The following shows a summary of possible keyword lengths from 1 to 10.

Length	1	2	3	4	5
Average	0.041180	0.044827	0.046035	0.045062	0.038385
Length	6	7	8	9	10
Average	0.062620	0.040136	0.044498	0.047109	0.041173

The largest IC average 0.062620 corresponds to keyword length 6, and, hence, l = 6 is the most likely length of the keyword. ♦

Example 5

Here is one more example as follows:

WQXYM REOBP VWHTH QYEQV EDEXR BGSIZ SILGR TAJFZ OAMAV VXGRF
QGKCP IOZIJ BCBLU WYRWS TUGVQ PSUDI UWOES FMTBT ANCYZ TKTYB
VFDKD ERSIB JECAQ DWPDE RIEKG PRAQF BGTHQ KVVGR AXAVT HARQE
ELUEC GVVBJ EBXIJ AKNGE SWTKB EDXPB QOUDW VTXES MRUWW RPAWK
MTITK HFWTD AURRV FESFE STKSH FLZAE ONEXZ BWTIA RWWTT HQYEQ
VEDEX RBGSO REDMT ICM

The following shows a summary of possible keyword lengths from 1 to 10.

Length	1	2	3	4	5
Average	0.043351	0.041466	0.044919	0.039914	0.039010
Length	6	7	8	9	10
Average	0.041352	0.071317	0.037294	0.043934	0.040091

The largest IC average 0.071317 corresponds to keyword length 7, and l = 6 is the most likely length of the keyword. ♦

It is important to note that the maximum length is limited to 10 in all examples on this page.

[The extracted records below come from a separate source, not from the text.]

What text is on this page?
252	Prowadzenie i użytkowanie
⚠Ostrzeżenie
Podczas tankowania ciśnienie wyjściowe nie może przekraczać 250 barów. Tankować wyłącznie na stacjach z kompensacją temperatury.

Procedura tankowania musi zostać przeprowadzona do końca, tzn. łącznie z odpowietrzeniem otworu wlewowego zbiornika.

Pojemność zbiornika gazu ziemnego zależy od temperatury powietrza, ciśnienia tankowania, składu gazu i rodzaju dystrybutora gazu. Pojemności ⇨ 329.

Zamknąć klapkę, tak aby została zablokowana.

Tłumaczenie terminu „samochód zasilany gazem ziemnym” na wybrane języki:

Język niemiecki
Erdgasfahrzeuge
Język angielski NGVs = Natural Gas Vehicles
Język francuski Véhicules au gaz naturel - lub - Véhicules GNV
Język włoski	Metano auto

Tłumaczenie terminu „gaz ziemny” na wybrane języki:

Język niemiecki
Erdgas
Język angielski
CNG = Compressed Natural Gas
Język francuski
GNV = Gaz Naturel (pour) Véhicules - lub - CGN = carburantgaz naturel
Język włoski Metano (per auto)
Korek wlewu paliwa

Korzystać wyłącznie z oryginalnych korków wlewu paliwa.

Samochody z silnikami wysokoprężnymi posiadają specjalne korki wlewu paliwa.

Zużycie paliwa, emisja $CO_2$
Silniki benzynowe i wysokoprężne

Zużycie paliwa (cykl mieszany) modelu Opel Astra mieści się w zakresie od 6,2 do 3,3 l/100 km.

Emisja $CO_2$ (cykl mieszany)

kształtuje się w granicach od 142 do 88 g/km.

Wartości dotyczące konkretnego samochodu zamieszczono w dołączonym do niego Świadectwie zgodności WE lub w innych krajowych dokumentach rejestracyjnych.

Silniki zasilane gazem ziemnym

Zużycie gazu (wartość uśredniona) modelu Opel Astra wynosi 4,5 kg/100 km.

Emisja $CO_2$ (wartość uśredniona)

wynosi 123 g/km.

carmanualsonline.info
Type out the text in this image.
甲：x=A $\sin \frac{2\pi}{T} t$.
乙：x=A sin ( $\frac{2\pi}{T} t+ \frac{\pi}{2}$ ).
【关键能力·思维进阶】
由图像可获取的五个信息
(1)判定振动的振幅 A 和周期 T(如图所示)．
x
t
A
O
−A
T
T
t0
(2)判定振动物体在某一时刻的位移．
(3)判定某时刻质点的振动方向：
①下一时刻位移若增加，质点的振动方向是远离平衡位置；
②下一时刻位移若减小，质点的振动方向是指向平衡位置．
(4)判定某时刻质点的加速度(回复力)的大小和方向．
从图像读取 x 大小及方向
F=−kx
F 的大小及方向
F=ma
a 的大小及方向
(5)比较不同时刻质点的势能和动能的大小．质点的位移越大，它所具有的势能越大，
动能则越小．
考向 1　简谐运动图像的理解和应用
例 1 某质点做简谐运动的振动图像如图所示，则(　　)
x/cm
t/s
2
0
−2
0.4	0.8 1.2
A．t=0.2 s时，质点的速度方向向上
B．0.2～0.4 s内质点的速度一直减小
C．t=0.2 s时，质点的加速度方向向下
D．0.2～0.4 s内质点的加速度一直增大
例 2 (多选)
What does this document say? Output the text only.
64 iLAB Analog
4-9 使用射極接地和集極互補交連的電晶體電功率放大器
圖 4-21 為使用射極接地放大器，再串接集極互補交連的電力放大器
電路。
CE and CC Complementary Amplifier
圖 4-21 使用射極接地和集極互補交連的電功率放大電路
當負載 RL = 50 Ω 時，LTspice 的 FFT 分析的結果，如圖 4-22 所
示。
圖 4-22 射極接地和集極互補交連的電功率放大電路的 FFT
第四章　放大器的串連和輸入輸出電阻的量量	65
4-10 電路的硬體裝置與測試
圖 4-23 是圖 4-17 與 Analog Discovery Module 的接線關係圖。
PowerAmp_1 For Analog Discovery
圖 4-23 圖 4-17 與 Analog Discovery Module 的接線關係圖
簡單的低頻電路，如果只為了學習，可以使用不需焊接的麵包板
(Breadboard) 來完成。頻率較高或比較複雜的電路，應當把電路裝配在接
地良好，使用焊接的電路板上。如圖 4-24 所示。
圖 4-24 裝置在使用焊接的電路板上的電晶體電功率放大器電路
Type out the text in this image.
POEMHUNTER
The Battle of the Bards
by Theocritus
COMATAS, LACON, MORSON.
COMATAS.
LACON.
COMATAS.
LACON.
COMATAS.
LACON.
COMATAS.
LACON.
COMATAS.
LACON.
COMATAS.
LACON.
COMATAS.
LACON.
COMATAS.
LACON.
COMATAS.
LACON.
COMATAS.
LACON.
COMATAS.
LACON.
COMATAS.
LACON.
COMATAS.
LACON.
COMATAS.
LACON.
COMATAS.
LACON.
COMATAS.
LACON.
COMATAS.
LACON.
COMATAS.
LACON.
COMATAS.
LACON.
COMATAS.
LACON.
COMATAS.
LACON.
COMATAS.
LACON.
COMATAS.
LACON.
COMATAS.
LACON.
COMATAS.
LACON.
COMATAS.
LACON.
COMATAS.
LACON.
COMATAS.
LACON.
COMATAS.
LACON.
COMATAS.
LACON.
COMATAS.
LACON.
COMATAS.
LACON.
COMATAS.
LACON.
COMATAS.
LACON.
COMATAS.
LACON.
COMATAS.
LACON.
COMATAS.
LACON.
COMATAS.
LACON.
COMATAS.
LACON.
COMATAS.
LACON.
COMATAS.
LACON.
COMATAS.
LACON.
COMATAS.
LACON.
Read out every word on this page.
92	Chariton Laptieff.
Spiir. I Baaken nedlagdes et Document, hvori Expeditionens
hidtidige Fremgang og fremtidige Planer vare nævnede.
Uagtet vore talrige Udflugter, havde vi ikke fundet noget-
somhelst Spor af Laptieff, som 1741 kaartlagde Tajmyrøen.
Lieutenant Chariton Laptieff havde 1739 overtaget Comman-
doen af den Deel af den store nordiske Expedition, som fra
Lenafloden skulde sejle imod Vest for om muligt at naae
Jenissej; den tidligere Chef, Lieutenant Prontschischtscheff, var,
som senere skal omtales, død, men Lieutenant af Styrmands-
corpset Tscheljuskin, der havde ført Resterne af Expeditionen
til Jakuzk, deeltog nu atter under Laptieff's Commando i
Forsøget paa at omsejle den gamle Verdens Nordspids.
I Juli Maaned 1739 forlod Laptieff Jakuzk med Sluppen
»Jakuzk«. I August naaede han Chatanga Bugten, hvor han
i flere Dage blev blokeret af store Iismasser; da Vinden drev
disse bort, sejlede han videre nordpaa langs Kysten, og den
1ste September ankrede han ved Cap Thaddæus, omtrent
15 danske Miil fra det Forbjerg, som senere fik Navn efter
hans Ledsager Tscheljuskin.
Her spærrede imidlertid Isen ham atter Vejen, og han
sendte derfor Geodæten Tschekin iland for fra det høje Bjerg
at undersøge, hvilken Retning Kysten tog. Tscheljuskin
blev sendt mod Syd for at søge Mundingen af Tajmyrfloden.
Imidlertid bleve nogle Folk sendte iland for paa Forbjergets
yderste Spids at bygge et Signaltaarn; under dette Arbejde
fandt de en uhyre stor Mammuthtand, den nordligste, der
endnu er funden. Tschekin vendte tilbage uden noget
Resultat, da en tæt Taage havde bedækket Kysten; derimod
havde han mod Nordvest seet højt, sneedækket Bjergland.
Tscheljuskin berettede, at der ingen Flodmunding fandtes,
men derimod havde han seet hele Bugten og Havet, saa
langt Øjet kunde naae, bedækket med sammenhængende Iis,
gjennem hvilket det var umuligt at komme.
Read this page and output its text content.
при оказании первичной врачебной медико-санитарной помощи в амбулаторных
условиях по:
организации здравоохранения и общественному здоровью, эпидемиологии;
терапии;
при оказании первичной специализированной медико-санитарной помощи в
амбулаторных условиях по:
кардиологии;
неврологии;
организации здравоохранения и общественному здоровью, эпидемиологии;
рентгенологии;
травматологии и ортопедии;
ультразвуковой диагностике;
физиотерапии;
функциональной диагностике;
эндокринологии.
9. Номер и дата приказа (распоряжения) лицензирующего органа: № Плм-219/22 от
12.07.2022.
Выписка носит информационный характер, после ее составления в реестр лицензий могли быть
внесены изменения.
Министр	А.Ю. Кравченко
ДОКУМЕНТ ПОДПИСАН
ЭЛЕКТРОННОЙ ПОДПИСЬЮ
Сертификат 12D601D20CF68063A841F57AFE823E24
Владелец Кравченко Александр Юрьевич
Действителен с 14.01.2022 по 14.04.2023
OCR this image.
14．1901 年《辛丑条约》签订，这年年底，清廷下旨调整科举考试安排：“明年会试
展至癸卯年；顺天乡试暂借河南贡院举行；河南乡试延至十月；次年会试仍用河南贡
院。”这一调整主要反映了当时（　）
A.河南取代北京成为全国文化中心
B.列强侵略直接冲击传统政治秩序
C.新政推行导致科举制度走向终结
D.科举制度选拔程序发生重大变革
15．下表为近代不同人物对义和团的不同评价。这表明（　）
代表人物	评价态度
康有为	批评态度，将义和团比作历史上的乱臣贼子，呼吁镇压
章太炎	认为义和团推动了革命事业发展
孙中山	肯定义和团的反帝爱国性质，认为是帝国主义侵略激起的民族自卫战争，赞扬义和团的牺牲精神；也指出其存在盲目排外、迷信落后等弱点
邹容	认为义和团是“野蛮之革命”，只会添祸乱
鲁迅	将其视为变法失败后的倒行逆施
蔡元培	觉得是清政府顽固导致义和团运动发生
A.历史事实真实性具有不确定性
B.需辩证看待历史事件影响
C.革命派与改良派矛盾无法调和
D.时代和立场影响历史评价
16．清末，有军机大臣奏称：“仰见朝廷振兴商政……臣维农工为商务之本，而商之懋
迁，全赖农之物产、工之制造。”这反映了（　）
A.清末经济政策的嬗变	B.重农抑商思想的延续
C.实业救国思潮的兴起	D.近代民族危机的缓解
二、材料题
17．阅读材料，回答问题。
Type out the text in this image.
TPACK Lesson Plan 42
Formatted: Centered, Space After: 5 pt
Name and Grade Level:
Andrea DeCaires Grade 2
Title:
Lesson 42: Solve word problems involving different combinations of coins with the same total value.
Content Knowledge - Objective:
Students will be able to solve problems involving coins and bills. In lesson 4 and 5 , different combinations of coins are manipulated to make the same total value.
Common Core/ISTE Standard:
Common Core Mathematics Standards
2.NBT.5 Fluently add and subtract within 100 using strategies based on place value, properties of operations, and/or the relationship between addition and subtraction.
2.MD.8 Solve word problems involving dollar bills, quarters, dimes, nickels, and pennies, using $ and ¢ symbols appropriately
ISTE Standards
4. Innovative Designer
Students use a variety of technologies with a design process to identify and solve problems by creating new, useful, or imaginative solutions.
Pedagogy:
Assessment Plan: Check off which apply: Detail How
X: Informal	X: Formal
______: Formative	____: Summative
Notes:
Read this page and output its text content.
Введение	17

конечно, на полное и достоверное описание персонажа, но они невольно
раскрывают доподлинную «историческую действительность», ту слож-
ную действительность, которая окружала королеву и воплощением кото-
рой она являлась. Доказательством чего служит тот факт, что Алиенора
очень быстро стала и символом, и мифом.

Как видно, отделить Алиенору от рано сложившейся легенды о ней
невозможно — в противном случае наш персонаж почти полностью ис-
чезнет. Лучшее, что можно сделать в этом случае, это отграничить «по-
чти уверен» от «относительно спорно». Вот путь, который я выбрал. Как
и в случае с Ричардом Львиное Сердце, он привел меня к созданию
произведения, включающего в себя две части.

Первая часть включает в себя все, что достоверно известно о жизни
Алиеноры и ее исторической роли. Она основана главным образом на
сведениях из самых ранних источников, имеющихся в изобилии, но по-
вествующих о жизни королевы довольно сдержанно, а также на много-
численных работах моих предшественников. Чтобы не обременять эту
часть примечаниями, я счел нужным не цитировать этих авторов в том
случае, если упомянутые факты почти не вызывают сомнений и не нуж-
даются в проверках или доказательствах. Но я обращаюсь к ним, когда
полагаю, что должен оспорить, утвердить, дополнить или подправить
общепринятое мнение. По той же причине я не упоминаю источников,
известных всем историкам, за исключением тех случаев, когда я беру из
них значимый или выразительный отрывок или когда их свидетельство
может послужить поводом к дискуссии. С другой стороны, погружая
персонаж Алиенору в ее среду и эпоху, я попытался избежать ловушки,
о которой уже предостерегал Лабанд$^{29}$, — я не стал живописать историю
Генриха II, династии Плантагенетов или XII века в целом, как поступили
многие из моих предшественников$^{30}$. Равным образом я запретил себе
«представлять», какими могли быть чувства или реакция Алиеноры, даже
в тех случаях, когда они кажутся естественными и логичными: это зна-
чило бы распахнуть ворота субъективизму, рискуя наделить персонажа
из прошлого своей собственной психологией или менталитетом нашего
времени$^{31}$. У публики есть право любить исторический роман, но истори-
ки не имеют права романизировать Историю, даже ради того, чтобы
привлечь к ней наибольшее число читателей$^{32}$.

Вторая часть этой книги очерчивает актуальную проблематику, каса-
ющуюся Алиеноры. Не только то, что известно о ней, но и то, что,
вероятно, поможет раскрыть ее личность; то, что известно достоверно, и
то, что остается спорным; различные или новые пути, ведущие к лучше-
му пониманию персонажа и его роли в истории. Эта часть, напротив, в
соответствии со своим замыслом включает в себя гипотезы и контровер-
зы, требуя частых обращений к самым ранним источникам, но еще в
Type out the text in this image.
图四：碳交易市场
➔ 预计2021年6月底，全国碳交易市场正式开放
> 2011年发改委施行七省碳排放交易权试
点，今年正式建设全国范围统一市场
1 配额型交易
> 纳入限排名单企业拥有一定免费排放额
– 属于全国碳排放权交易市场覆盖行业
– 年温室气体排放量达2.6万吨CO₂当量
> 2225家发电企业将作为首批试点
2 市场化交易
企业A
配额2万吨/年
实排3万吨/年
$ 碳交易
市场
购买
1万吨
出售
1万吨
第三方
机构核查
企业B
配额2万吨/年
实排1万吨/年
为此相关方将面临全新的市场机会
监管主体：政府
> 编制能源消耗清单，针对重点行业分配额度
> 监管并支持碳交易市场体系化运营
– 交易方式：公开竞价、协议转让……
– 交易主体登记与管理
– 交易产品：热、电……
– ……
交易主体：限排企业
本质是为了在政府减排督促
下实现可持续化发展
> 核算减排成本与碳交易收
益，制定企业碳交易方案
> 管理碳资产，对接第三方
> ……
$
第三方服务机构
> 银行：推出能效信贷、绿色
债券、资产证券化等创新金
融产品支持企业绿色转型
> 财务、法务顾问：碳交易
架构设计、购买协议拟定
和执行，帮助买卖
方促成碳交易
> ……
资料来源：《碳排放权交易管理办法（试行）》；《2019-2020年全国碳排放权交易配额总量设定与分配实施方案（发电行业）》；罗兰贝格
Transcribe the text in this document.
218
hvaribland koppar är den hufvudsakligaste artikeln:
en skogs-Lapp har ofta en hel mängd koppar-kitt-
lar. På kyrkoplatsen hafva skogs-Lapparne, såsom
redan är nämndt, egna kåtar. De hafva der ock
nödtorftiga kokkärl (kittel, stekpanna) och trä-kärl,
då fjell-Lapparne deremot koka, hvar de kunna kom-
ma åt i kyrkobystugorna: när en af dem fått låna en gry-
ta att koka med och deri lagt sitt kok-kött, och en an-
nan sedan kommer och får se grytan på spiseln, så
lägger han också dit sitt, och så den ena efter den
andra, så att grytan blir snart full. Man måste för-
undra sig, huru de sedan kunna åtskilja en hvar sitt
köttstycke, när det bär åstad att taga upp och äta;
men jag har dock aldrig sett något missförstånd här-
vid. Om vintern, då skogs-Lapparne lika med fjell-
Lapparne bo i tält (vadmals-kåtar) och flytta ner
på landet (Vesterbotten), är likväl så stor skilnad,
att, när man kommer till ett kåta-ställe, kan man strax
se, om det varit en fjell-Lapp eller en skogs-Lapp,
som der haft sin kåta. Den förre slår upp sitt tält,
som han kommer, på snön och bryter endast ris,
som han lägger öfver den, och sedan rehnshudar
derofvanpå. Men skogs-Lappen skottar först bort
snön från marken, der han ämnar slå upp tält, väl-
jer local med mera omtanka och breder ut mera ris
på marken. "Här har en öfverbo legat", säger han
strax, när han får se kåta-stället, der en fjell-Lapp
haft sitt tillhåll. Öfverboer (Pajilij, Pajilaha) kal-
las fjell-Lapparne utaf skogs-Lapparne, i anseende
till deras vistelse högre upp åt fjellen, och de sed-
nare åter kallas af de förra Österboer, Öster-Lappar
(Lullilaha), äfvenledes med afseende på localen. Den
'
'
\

In practice, the keyword length may be longer than 10. If the correct keyword of an unknown keyword is k, then the method discussed on this page may report the possible keyword length being a multiple of k (i.e., k, 2k, 3k, etc). More precisely, if the true keyword is BOY, then this method may report the length being 3 for BOY, 6 for BOYBOY, 9 for BOYBOYBOY, etc. However, this is usually not a problem because one can use k, 2k, 3k, etc to recover the keyword. In general, the shortest length works well.